The most common way to integrate outside medication lists into the non-VA provider’s medical record seemed to be scanning the document. Scanning had its limitations because the provider might be unaware of the scanned document, and there were no mechanisms to import medication names and doses. However, the process may improve only the non-VA providers’ records, as they reported that they had no easy or consistent way to transmit medication changes to notes to the VA.

In general, communicating with VA providers was seen as not feasible and not worth their time or effort. It may be beneficial to address this non-VA provider concern because it seems to inhibit the transfer of important health information and the maintenance of a concordant medication record. Information transfer is particularly relevant for veterans who are primarily cared for by non-VA providers and use the VA only to get prescription medications.

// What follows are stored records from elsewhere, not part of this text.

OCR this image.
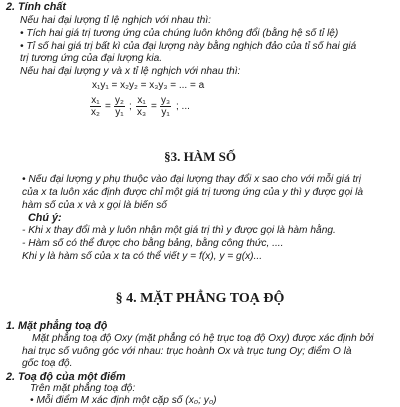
2. Tính chất
Nếu hai đại lượng tỉ lệ nghịch với nhau thì:
• Tích hai giá trị tương ứng của chúng luôn không đổi (bằng hệ số tỉ lệ)
• Tỉ số hai giá trị bất kì của đại lượng này bằng nghịch đảo của tỉ số hai giá
trị tương ứng của đại lượng kia.
Nếu hai đại lượng y và x tỉ lệ nghịch với nhau thì:
x₁y₁ = x₂y₂ = x₃y₃ = ... = a
$\frac{\text{x₁}}{\text{x₂}} = \frac{\text{y₂}}{\text{y₁}}$ ; $\frac{\text{x₁}}{\text{x₃}} = \frac{\text{y₃}}{\text{y₁}}$ ; ...
§3. HÀM SỐ
• Nếu đại lượng y phụ thuộc vào đại lượng thay đổi x sao cho với mỗi giá trị
của x ta luôn xác định được chỉ một giá trị tương ứng của y thì y được gọi là
hàm số của x và x gọi là biến số
Chú ý:
- Khi x thay đổi mà y luôn nhận một giá trị thì y được gọi là hàm hằng.
- Hàm số có thể được cho bằng bảng, bằng công thức, ....
Khi y là hàm số của x ta có thể viết y = f(x), y = g(x)...
§ 4. MẶT PHẲNG TOẠ ĐỘ
1. Mặt phẳng toạ độ
Mặt phẳng toạ độ Oxy (mặt phẳng có hệ trục toạ độ Oxy) được xác định bởi
hai trục số vuông góc với nhau: trục hoành Ox và trục tung Oy; điểm O là
gốc toạ độ.
2. Toạ độ của một điểm
Trên mặt phẳng toạ độ:
• Mỗi điểm M xác định một cặp số (x₀; y₀)
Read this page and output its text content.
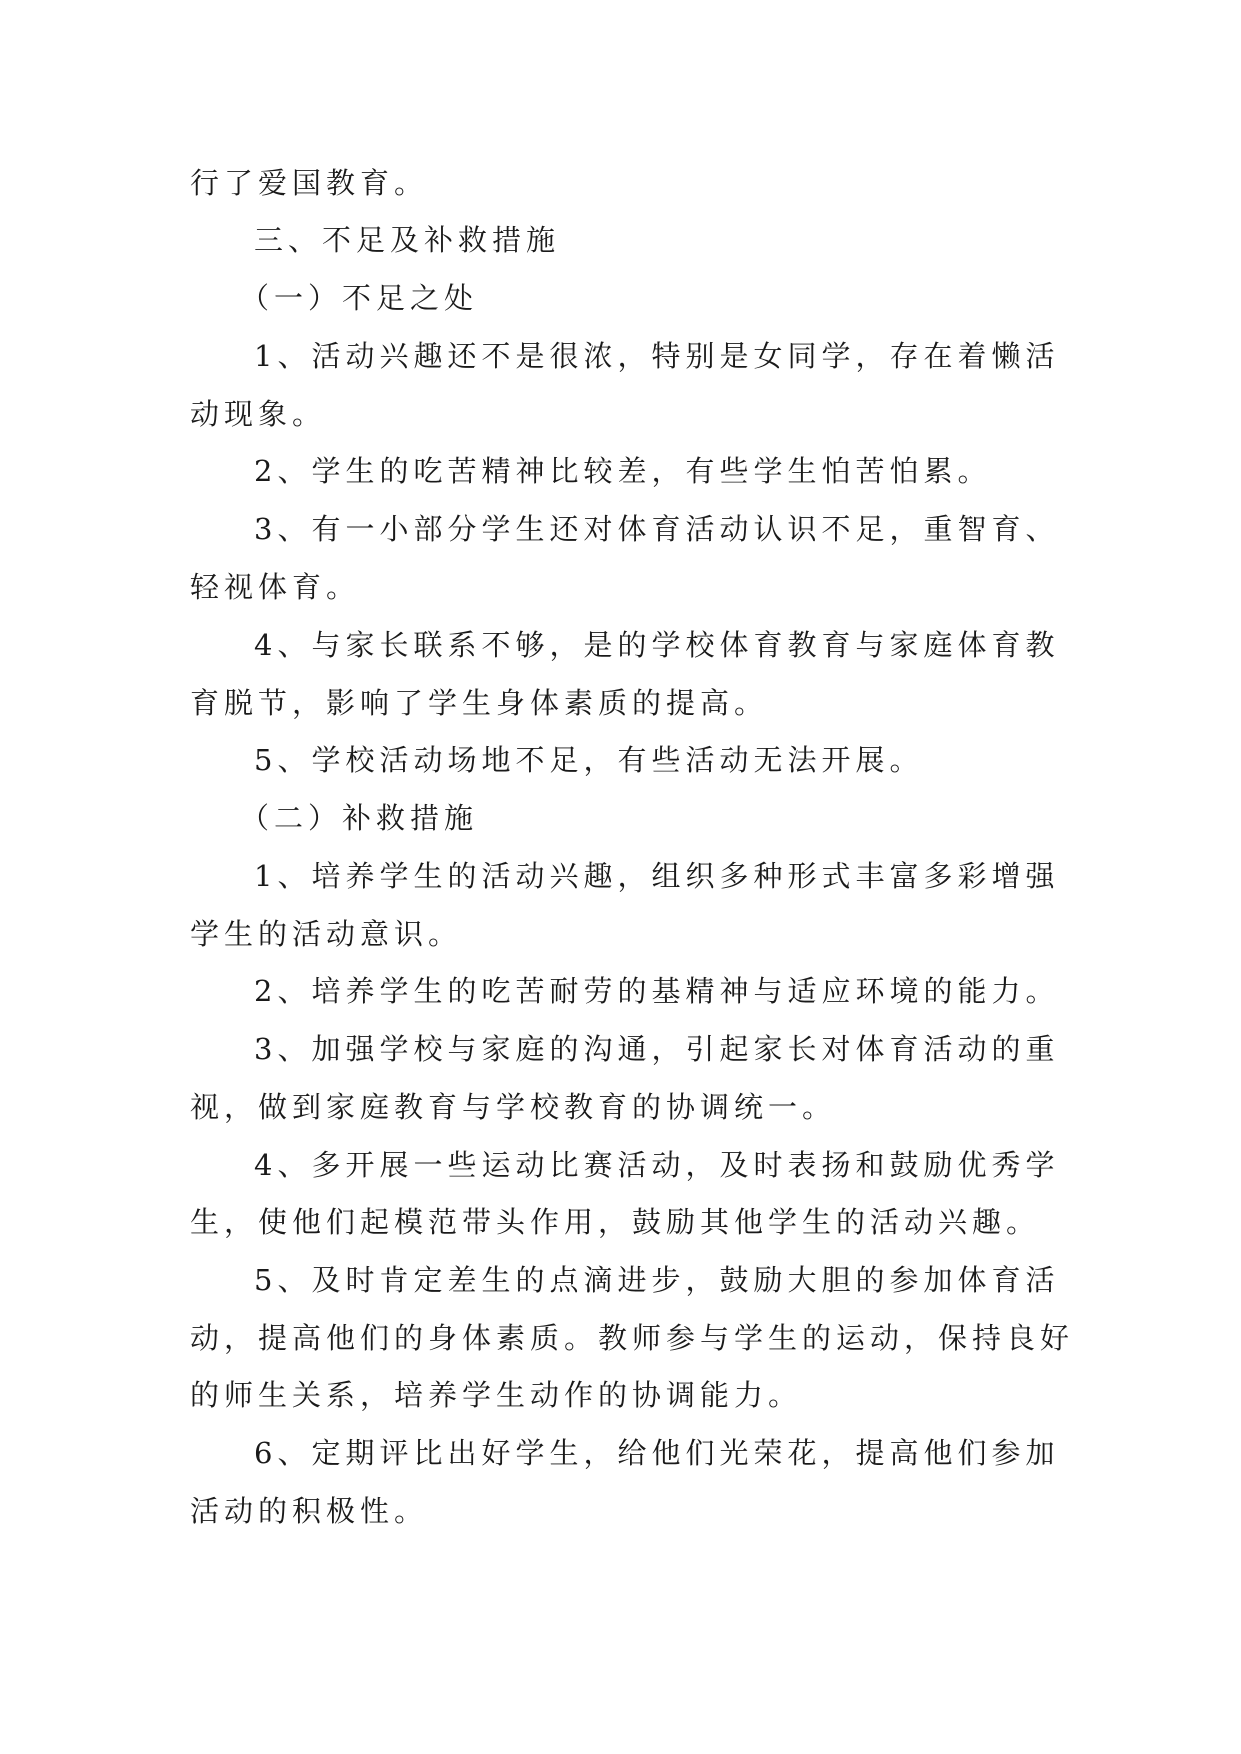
行了爱国教育。
三、不足及补救措施
（一）不足之处
1、活动兴趣还不是很浓，特别是女同学，存在着懒活
动现象。
2、学生的吃苦精神比较差，有些学生怕苦怕累。
3、有一小部分学生还对体育活动认识不足，重智育、
轻视体育。
4、与家长联系不够，是的学校体育教育与家庭体育教
育脱节，影响了学生身体素质的提高。
5、学校活动场地不足，有些活动无法开展。
（二）补救措施
1、培养学生的活动兴趣，组织多种形式丰富多彩增强
学生的活动意识。
2、培养学生的吃苦耐劳的基精神与适应环境的能力。
3、加强学校与家庭的沟通，引起家长对体育活动的重
视，做到家庭教育与学校教育的协调统一。
4、多开展一些运动比赛活动，及时表扬和鼓励优秀学
生，使他们起模范带头作用，鼓励其他学生的活动兴趣。
5、及时肯定差生的点滴进步，鼓励大胆的参加体育活
动，提高他们的身体素质。教师参与学生的运动，保持良好
的师生关系，培养学生动作的协调能力。
6、定期评比出好学生，给他们光荣花，提高他们参加
活动的积极性。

In the current approach, non-VA providers have no simple, direct way to update the VA medication list. Transmitting updates carries the risk of inappropriate changes and is concerning if neither or both prescribers consider themselves to be responsible for the patient’s medications. Also, the potential exists for all medication lists to be inaccurate if the lists do not reflect the medications patients take when left on their own. Patient nonadherence rates can exceed 50%, depending on the medication.34,35 Several interviewed non-VA physicians stressed the importance of asking patients to list the medications they were using during the medication reconciliation process.

This study offers several areas for additional inquiry, including understanding how providers make sense of medication lists from other sources and what technologies can be applied to increase list consistency without increasing the burden on providers.